Les deux hommes, jeunes tous deux, l’un âgé de trente ans, l’autre de vingt-six, s’étudièrent dans un regard.

Roger montra une chaise au capitaine. Il resta sur son tabouret devant son œuvre et il attendit.

— Je serai aussi bref que possible, déclara Jean un peu nerveux. Les incidents qui ont eu lieu mettent un peu de gêne entre nous.

Roger se tut.

Si son silence n’était pas encourageant, son abord restait extrêmement courtois.

Le capitaine continua :

— Je ne reviendrai pas sur ce que vous savez. Je suis ici simplement pour éclairer un mystère.

…Homme d’honneur, je suis prêt à réparer une méprise, si méprise il y a.

…Mais je tiens à ce que les explications soient nettes, franches.

…Je suis ici d’après la volonté de madame d’Anicet.

L’appréhension de Roger tomba.

— D’après ce que je crois comprendre, c’est la fin prématurée de Mme d’Hallon, ma belle-mère, qui précipite une explication.

Roger ne sourcilla pas.

Il connaissait la mort.

— Voici, monsieur, quelques lignes écrites il y a deux mois. Mme d’Anicet me les a soumises ce matin. Je suis autorisé, je dois même vous les communiquer.

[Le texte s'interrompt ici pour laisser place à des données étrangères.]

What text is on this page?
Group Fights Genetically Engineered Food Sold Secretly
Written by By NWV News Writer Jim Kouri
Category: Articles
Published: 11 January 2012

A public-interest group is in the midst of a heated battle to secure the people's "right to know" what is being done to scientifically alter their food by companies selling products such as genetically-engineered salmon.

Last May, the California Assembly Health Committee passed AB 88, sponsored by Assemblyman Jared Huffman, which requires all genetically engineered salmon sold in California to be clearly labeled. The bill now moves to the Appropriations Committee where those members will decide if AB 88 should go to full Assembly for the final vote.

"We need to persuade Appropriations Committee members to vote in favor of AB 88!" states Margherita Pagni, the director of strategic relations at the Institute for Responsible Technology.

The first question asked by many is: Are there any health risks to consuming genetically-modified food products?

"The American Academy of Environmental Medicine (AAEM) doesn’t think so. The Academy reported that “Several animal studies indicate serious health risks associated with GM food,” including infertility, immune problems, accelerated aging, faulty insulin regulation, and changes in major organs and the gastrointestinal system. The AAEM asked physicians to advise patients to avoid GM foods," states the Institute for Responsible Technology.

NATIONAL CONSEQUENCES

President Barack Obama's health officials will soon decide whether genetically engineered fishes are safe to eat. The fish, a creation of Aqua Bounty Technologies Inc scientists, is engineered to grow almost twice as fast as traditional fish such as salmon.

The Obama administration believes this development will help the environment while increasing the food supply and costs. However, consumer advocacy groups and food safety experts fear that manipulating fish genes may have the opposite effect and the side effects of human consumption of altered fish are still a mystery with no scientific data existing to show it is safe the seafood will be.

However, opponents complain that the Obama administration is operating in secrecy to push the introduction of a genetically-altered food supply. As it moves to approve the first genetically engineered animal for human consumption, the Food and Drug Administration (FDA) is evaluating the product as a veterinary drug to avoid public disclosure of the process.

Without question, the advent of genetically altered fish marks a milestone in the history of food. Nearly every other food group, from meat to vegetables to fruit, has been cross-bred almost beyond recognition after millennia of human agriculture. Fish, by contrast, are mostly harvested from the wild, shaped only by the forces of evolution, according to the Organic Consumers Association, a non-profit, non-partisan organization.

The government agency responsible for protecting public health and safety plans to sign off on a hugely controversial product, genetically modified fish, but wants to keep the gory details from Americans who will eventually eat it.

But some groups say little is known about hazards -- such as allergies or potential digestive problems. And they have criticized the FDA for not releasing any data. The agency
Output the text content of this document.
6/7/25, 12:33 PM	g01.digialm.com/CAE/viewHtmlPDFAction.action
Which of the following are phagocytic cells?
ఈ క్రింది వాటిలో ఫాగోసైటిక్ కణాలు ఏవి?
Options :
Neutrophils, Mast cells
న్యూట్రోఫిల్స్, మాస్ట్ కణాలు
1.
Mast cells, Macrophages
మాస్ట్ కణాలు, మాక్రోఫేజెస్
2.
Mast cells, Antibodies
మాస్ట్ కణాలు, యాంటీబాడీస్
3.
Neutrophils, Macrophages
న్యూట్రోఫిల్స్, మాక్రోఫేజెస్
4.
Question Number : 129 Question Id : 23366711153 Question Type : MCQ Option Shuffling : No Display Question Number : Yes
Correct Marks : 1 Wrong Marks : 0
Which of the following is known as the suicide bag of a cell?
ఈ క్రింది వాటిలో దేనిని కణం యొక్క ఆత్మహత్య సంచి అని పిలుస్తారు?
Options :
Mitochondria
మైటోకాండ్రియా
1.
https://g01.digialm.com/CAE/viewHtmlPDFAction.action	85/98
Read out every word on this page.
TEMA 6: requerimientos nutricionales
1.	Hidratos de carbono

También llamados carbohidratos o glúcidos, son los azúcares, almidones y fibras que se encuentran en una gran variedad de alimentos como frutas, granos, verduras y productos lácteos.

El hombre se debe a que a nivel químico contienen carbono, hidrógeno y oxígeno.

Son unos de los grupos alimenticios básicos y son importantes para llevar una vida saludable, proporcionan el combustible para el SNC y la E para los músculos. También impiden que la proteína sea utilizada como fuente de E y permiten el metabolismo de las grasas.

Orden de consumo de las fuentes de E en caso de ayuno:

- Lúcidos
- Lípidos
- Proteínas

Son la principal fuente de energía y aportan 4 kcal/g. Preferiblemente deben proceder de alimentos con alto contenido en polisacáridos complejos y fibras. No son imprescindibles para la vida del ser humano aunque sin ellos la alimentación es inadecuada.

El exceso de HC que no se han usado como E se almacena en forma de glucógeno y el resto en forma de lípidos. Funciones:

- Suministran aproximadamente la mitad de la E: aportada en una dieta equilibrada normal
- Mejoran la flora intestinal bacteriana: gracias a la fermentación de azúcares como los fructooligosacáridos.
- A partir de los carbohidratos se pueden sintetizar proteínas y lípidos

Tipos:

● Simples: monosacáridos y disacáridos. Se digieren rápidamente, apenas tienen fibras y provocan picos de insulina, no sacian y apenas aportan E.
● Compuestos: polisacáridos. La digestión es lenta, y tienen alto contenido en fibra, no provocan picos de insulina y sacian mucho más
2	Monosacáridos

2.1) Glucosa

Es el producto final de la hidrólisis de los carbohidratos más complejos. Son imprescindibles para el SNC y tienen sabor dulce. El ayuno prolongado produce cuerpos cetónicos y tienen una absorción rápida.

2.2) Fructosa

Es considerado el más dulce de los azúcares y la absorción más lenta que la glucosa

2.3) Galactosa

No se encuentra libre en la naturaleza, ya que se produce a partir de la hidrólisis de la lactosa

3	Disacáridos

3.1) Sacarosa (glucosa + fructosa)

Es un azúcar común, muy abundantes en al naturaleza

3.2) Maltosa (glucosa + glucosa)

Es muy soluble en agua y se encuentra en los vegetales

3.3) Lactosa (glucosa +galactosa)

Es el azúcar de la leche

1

…Veuillez en prendre connaissance.

— Est-ce que cette lettre m’est adressée ? interrogea le peintre.

— Non. À moi.

— Dans ce cas, monsieur, veuillez en faire lecture vous-même.

Jean allait lire.

Il s’arrêta.

— Mon Dieu, je ne suis pas plus timide, plus scrupuleux qu’un autre, mais la chose est infiniment délicate, et si cela ne vous contrarie pas, j’aimerais autant…

Roger comprit.

Il prit le papier que lui offrait Jean.

Les yeux du capitaine restèrent pendant quelques minutes fixées sur le peintre.

Pas une émotion extérieure ne trahit Roger. Il lut plusieurs fois la phrase qui le concernait et tendit la lettre au capitaine.

— Vous dites, monsieur, que Mme d’Anicet vous l’a remise ce matin ?

— Me l’a fait remettre — ce qui revient au même — après une conversation dans laquelle Mme d’Anicet m’a déclaré qu’elle n’avait pas un mot à changer à ce qu’elle a écrit il y a deux mois.

— Je vous crois sur parole, monsieur le capitaine. Je sais que vous êtes un homme d’honneur. Il est regrettable que certains actes aient été commis : mais puisque Mme d’Anicet me laisse libre de parler, je n’ai aucun motif de me taire.

…Celle qui porte votre nom, monsieur le capitaine, est une sainte.

…C’est elle qui m’a empêché de me livrer à des actes désespérés…

…C’est elle qui a évité que je portasse le scandale et le déshonneur dans une famille, la sienne… la vôtre.

Jean sursauta :

— Inutile de prendre des ménagements, n’est-ce pas ? Entre hommes, on se comprend.

— Elle l’a chèrement payé, puisque, de ce jour, le martyre pour elle a commencé.

…Que vous dirai-je encore ? C’est elle qui a fait renaître en mon cœur la confiance en la vie, l’amour dans le travail.

…Sans elle, j’étais perdu, parce que j’étais résolu à toute vengeance et à toutes excentricités.

…Rien ne m’eût arrêté sur la pente malheureuse, où, déjà, j’avais mis le pied.

…Une main de femme m’a retenu.

Il soupira et poursuivit :

— D’après ce que j’ai lu, vous ne savez rien de moi.